A Quick Glance at Indonesia’s Revised Transfer Pricing Regulation
Here’s a quick glance at the revised transfer pricing regulation in Indonesia
Indonesia’s revised transfer pricing (TP) regulation now differentiates between transactions with foreign and domestic related parties. The revised version is applied since November 11, 2011 and replaces the previous regulation that was issued on September 6, 2010.
The new regulation can be applied to a related party transaction for domestic related parties including permanent establishments to adjust differences in tax rates on final and non-final income tax among certain business sectors, sales tax on luxury goods and transactions with oil and gas companies that have contracts for production sharing. As an alternative to the hierarchy based model, the transfer pricing method is now based on the most appropriate method.

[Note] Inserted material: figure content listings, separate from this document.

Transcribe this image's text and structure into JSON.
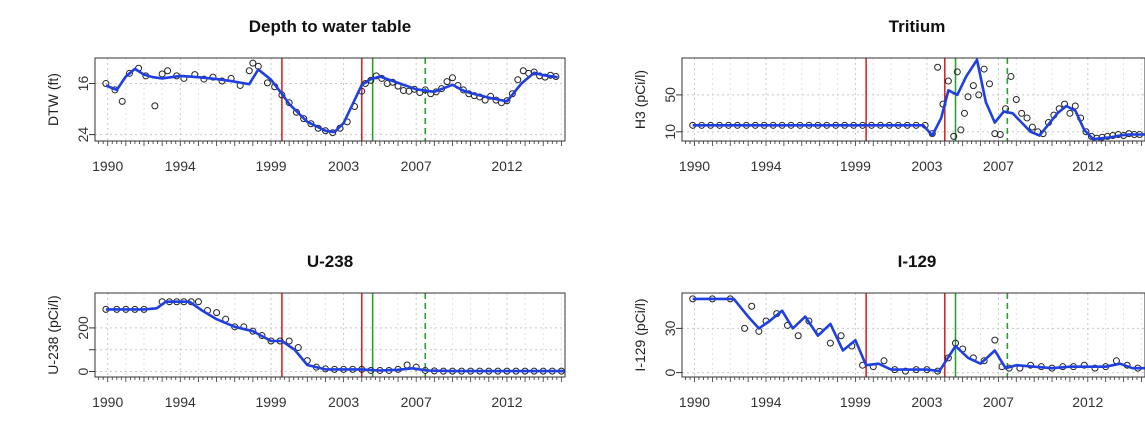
{
  "chart_data": [
    {
      "type": "line",
      "title": "Depth to water table",
      "ylabel": "DTW (ft)",
      "xlabel": "",
      "xlim": [
        1989.3,
        2015.2
      ],
      "ylim": [
        12,
        25
      ],
      "y_reversed": true,
      "yticks": [
        24,
        16
      ],
      "xticks": [
        1990,
        1994,
        1999,
        2003,
        2007,
        2012
      ],
      "grid": true,
      "vlines": [
        {
          "x": 1999.6,
          "color": "#d62728",
          "dash": false
        },
        {
          "x": 2004.0,
          "color": "#d62728",
          "dash": false
        },
        {
          "x": 2004.6,
          "color": "#2ca02c",
          "dash": false
        },
        {
          "x": 2007.5,
          "color": "#2ca02c",
          "dash": true
        }
      ],
      "smooth": {
        "x": [
          1989.9,
          1990.5,
          1991.0,
          1991.5,
          1992.0,
          1992.5,
          1993.0,
          1994.0,
          1995.0,
          1996.0,
          1997.0,
          1997.8,
          1998.3,
          1999.0,
          1999.6,
          2000.0,
          2001.0,
          2002.0,
          2002.5,
          2003.0,
          2003.5,
          2004.0,
          2004.5,
          2005.0,
          2006.0,
          2007.0,
          2008.0,
          2009.0,
          2009.5,
          2010.0,
          2011.0,
          2012.0,
          2012.8,
          2013.5,
          2014.0,
          2014.8
        ],
        "y": [
          16.3,
          17.0,
          14.9,
          13.7,
          14.6,
          15.0,
          15.2,
          14.8,
          15.0,
          15.3,
          15.7,
          16.1,
          13.8,
          15.4,
          17.6,
          19.2,
          22.0,
          23.4,
          23.6,
          22.2,
          19.2,
          16.2,
          15.3,
          14.9,
          15.9,
          16.9,
          17.3,
          16.2,
          17.0,
          17.5,
          18.2,
          18.8,
          16.0,
          14.3,
          14.7,
          15.0
        ]
      },
      "points": {
        "x": [
          1989.9,
          1990.4,
          1990.8,
          1991.2,
          1991.7,
          1992.1,
          1992.6,
          1993.0,
          1993.3,
          1993.8,
          1994.2,
          1994.8,
          1995.3,
          1995.8,
          1996.3,
          1996.8,
          1997.3,
          1997.8,
          1998.0,
          1998.3,
          1998.8,
          1999.2,
          1999.6,
          2000.0,
          2000.4,
          2000.8,
          2001.2,
          2001.6,
          2002.0,
          2002.4,
          2002.8,
          2003.2,
          2003.6,
          2004.0,
          2004.2,
          2004.5,
          2004.8,
          2005.1,
          2005.4,
          2005.7,
          2006.0,
          2006.3,
          2006.6,
          2006.9,
          2007.2,
          2007.5,
          2007.8,
          2008.1,
          2008.4,
          2008.7,
          2009.0,
          2009.3,
          2009.6,
          2009.9,
          2010.2,
          2010.5,
          2010.8,
          2011.1,
          2011.4,
          2011.7,
          2012.0,
          2012.3,
          2012.6,
          2012.9,
          2013.2,
          2013.5,
          2013.8,
          2014.1,
          2014.4,
          2014.7
        ],
        "y": [
          16.0,
          17.0,
          18.8,
          14.4,
          13.6,
          14.8,
          19.5,
          14.5,
          14.0,
          14.8,
          15.2,
          14.6,
          15.3,
          15.0,
          15.6,
          15.2,
          16.3,
          14.0,
          12.8,
          13.3,
          15.9,
          16.5,
          17.8,
          19.0,
          20.5,
          21.5,
          22.3,
          23.0,
          23.4,
          23.7,
          23.0,
          22.0,
          19.6,
          17.2,
          16.0,
          15.5,
          14.8,
          15.2,
          16.0,
          15.8,
          16.4,
          17.1,
          17.2,
          16.9,
          17.4,
          17.0,
          17.6,
          17.3,
          16.8,
          15.7,
          15.1,
          16.3,
          17.0,
          17.6,
          17.9,
          18.1,
          18.6,
          18.0,
          18.6,
          19.0,
          18.7,
          17.6,
          15.4,
          14.0,
          14.4,
          14.2,
          14.8,
          15.0,
          14.7,
          14.9
        ]
      }
    },
    {
      "type": "line",
      "title": "Tritium",
      "ylabel": "H3 (pCi/l)",
      "xlabel": "",
      "xlim": [
        1989.3,
        2015.2
      ],
      "ylim": [
        0,
        90
      ],
      "y_reversed": false,
      "yticks": [
        10,
        50
      ],
      "xticks": [
        1990,
        1994,
        1999,
        2003,
        2007,
        2012
      ],
      "grid": true,
      "vlines": [
        {
          "x": 1999.6,
          "color": "#d62728",
          "dash": false
        },
        {
          "x": 2004.0,
          "color": "#d62728",
          "dash": false
        },
        {
          "x": 2004.6,
          "color": "#2ca02c",
          "dash": false
        },
        {
          "x": 2007.5,
          "color": "#2ca02c",
          "dash": true
        }
      ],
      "smooth": {
        "x": [
          1989.9,
          1995.0,
          2000.0,
          2002.8,
          2003.3,
          2003.8,
          2004.2,
          2004.7,
          2005.2,
          2005.8,
          2006.3,
          2006.8,
          2007.3,
          2007.8,
          2008.3,
          2008.8,
          2009.3,
          2009.8,
          2010.3,
          2010.8,
          2011.3,
          2011.8,
          2012.3,
          2012.8,
          2013.3,
          2013.8,
          2014.3,
          2015.2
        ],
        "y": [
          17,
          17,
          17,
          17,
          6,
          25,
          55,
          50,
          70,
          88,
          42,
          20,
          32,
          30,
          20,
          10,
          6,
          18,
          30,
          38,
          33,
          12,
          2,
          3,
          4,
          6,
          7,
          7
        ]
      },
      "points": {
        "x": [
          1989.9,
          1990.4,
          1990.9,
          1991.4,
          1991.9,
          1992.4,
          1992.9,
          1993.4,
          1993.9,
          1994.4,
          1994.9,
          1995.4,
          1995.9,
          1996.4,
          1996.9,
          1997.4,
          1997.9,
          1998.4,
          1998.9,
          1999.4,
          1999.9,
          2000.4,
          2000.9,
          2001.4,
          2001.9,
          2002.4,
          2002.9,
          2003.3,
          2003.6,
          2003.9,
          2004.2,
          2004.5,
          2004.7,
          2004.9,
          2005.1,
          2005.3,
          2005.6,
          2005.9,
          2006.2,
          2006.5,
          2006.8,
          2007.1,
          2007.4,
          2007.7,
          2008.0,
          2008.3,
          2008.6,
          2008.9,
          2009.2,
          2009.5,
          2009.8,
          2010.1,
          2010.4,
          2010.7,
          2011.0,
          2011.3,
          2011.6,
          2011.9,
          2012.2,
          2012.5,
          2012.8,
          2013.1,
          2013.4,
          2013.7,
          2014.0,
          2014.3,
          2014.6,
          2014.9
        ],
        "y": [
          17,
          17,
          17,
          17,
          17,
          17,
          17,
          17,
          17,
          17,
          17,
          17,
          17,
          17,
          17,
          17,
          17,
          17,
          17,
          17,
          17,
          17,
          17,
          17,
          17,
          17,
          17,
          8,
          80,
          40,
          65,
          5,
          75,
          12,
          30,
          48,
          60,
          50,
          78,
          62,
          8,
          7,
          35,
          70,
          45,
          30,
          25,
          15,
          10,
          8,
          20,
          28,
          35,
          40,
          30,
          38,
          25,
          10,
          5,
          3,
          4,
          5,
          6,
          7,
          6,
          8,
          7,
          7
        ]
      }
    },
    {
      "type": "line",
      "title": "U-238",
      "ylabel": "U-238 (pCi/l)",
      "xlabel": "",
      "xlim": [
        1989.3,
        2015.2
      ],
      "ylim": [
        -25,
        360
      ],
      "y_reversed": false,
      "yticks": [
        0,
        100,
        200
      ],
      "ytick_labels": [
        "0",
        "",
        "200"
      ],
      "xticks": [
        1990,
        1994,
        1999,
        2003,
        2007,
        2012
      ],
      "grid": true,
      "vlines": [
        {
          "x": 1999.6,
          "color": "#d62728",
          "dash": false
        },
        {
          "x": 2004.0,
          "color": "#d62728",
          "dash": false
        },
        {
          "x": 2004.6,
          "color": "#2ca02c",
          "dash": false
        },
        {
          "x": 2007.5,
          "color": "#2ca02c",
          "dash": true
        }
      ],
      "smooth": {
        "x": [
          1989.9,
          1992.0,
          1992.7,
          1993.2,
          1994.5,
          1995.2,
          1996.0,
          1997.0,
          1998.0,
          1999.0,
          1999.6,
          2000.3,
          2001.0,
          2002.0,
          2003.0,
          2004.0,
          2005.0,
          2006.0,
          2006.8,
          2007.6,
          2009.0,
          2011.0,
          2013.0,
          2015.2
        ],
        "y": [
          285,
          285,
          290,
          320,
          320,
          280,
          240,
          205,
          185,
          140,
          140,
          100,
          30,
          10,
          10,
          10,
          5,
          8,
          15,
          5,
          2,
          2,
          2,
          2
        ]
      },
      "points": {
        "x": [
          1989.9,
          1990.5,
          1991.0,
          1991.5,
          1992.0,
          1993.0,
          1993.4,
          1993.8,
          1994.2,
          1994.6,
          1995.0,
          1995.5,
          1996.0,
          1996.5,
          1997.0,
          1997.5,
          1998.0,
          1998.5,
          1999.0,
          1999.5,
          2000.0,
          2000.5,
          2001.0,
          2001.5,
          2002.0,
          2002.5,
          2003.0,
          2003.5,
          2004.0,
          2004.5,
          2005.0,
          2005.5,
          2006.0,
          2006.5,
          2007.0,
          2007.5,
          2008.0,
          2008.5,
          2009.0,
          2009.5,
          2010.0,
          2010.5,
          2011.0,
          2011.5,
          2012.0,
          2012.5,
          2013.0,
          2013.5,
          2014.0,
          2014.5,
          2015.0
        ],
        "y": [
          285,
          285,
          285,
          285,
          285,
          320,
          320,
          320,
          320,
          320,
          320,
          280,
          270,
          240,
          205,
          205,
          185,
          165,
          140,
          140,
          140,
          110,
          50,
          20,
          12,
          10,
          10,
          10,
          10,
          5,
          5,
          5,
          10,
          30,
          20,
          5,
          3,
          2,
          2,
          2,
          2,
          2,
          2,
          2,
          2,
          2,
          2,
          2,
          2,
          2,
          2
        ]
      }
    },
    {
      "type": "line",
      "title": "I-129",
      "ylabel": "I-129 (pCi/l)",
      "xlabel": "",
      "xlim": [
        1989.3,
        2015.2
      ],
      "ylim": [
        -3,
        54
      ],
      "y_reversed": false,
      "yticks": [
        0,
        30
      ],
      "xticks": [
        1990,
        1994,
        1999,
        2003,
        2007,
        2012
      ],
      "grid": true,
      "vlines": [
        {
          "x": 1999.6,
          "color": "#d62728",
          "dash": false
        },
        {
          "x": 2004.0,
          "color": "#d62728",
          "dash": false
        },
        {
          "x": 2004.6,
          "color": "#2ca02c",
          "dash": false
        },
        {
          "x": 2007.5,
          "color": "#2ca02c",
          "dash": true
        }
      ],
      "smooth": {
        "x": [
          1989.9,
          1992.2,
          1993.0,
          1993.6,
          1994.2,
          1994.9,
          1995.5,
          1996.2,
          1996.9,
          1997.6,
          1998.3,
          1999.0,
          1999.6,
          2000.3,
          2001.0,
          2002.0,
          2003.0,
          2003.7,
          2004.6,
          2005.3,
          2006.0,
          2006.8,
          2007.4,
          2008.0,
          2009.0,
          2010.0,
          2011.0,
          2012.0,
          2013.0,
          2013.8,
          2014.5,
          2015.2
        ],
        "y": [
          50,
          50,
          38,
          30,
          35,
          42,
          30,
          38,
          25,
          33,
          15,
          22,
          5,
          6,
          2,
          2,
          2,
          1,
          18,
          10,
          6,
          15,
          3,
          5,
          4,
          3,
          4,
          4,
          4,
          6,
          3,
          3
        ]
      },
      "points": {
        "x": [
          1989.9,
          1991.0,
          1992.0,
          1992.8,
          1993.2,
          1993.6,
          1994.0,
          1994.6,
          1995.2,
          1995.8,
          1996.4,
          1997.0,
          1997.6,
          1998.2,
          1998.8,
          1999.4,
          2000.0,
          2000.6,
          2001.2,
          2001.8,
          2002.4,
          2003.0,
          2003.6,
          2004.2,
          2004.6,
          2005.0,
          2005.6,
          2006.2,
          2006.8,
          2007.2,
          2007.6,
          2008.2,
          2008.8,
          2009.4,
          2010.0,
          2010.6,
          2011.2,
          2011.8,
          2012.4,
          2013.0,
          2013.6,
          2014.2,
          2014.8
        ],
        "y": [
          50,
          50,
          50,
          30,
          45,
          28,
          35,
          40,
          32,
          25,
          35,
          28,
          20,
          25,
          18,
          5,
          4,
          8,
          2,
          1,
          2,
          2,
          1,
          10,
          20,
          16,
          10,
          8,
          22,
          4,
          3,
          3,
          5,
          4,
          3,
          4,
          4,
          5,
          3,
          4,
          8,
          5,
          3
        ]
      }
    }
  ],
  "style": {
    "series_color": "#1f3fe0",
    "point_color": "#222222",
    "grid_color": "#c8c8c8",
    "axis_color": "#333333"
  }
}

Arm’s length principle (ALP)
The Arm’s Length Principle is now being applied for a related party transaction whose value is more than IDR 10 billion.The use of incidental internal comparables which could be used only in an incidental related party transaction is now being recognized by the Directorate General of Taxation (DGT). The new regulation also lists more comparability factors for economic circumstances.Organizational structure should be considered while performing a functional analysis in supply chain management, toll/contract manufacturing and full fledge manufacturing.
The new regulation makes available additional details on the definition and the use of marketing and trade intangibles. Cost contribution arrangements between related parties have also been acknowledged by the new regulation.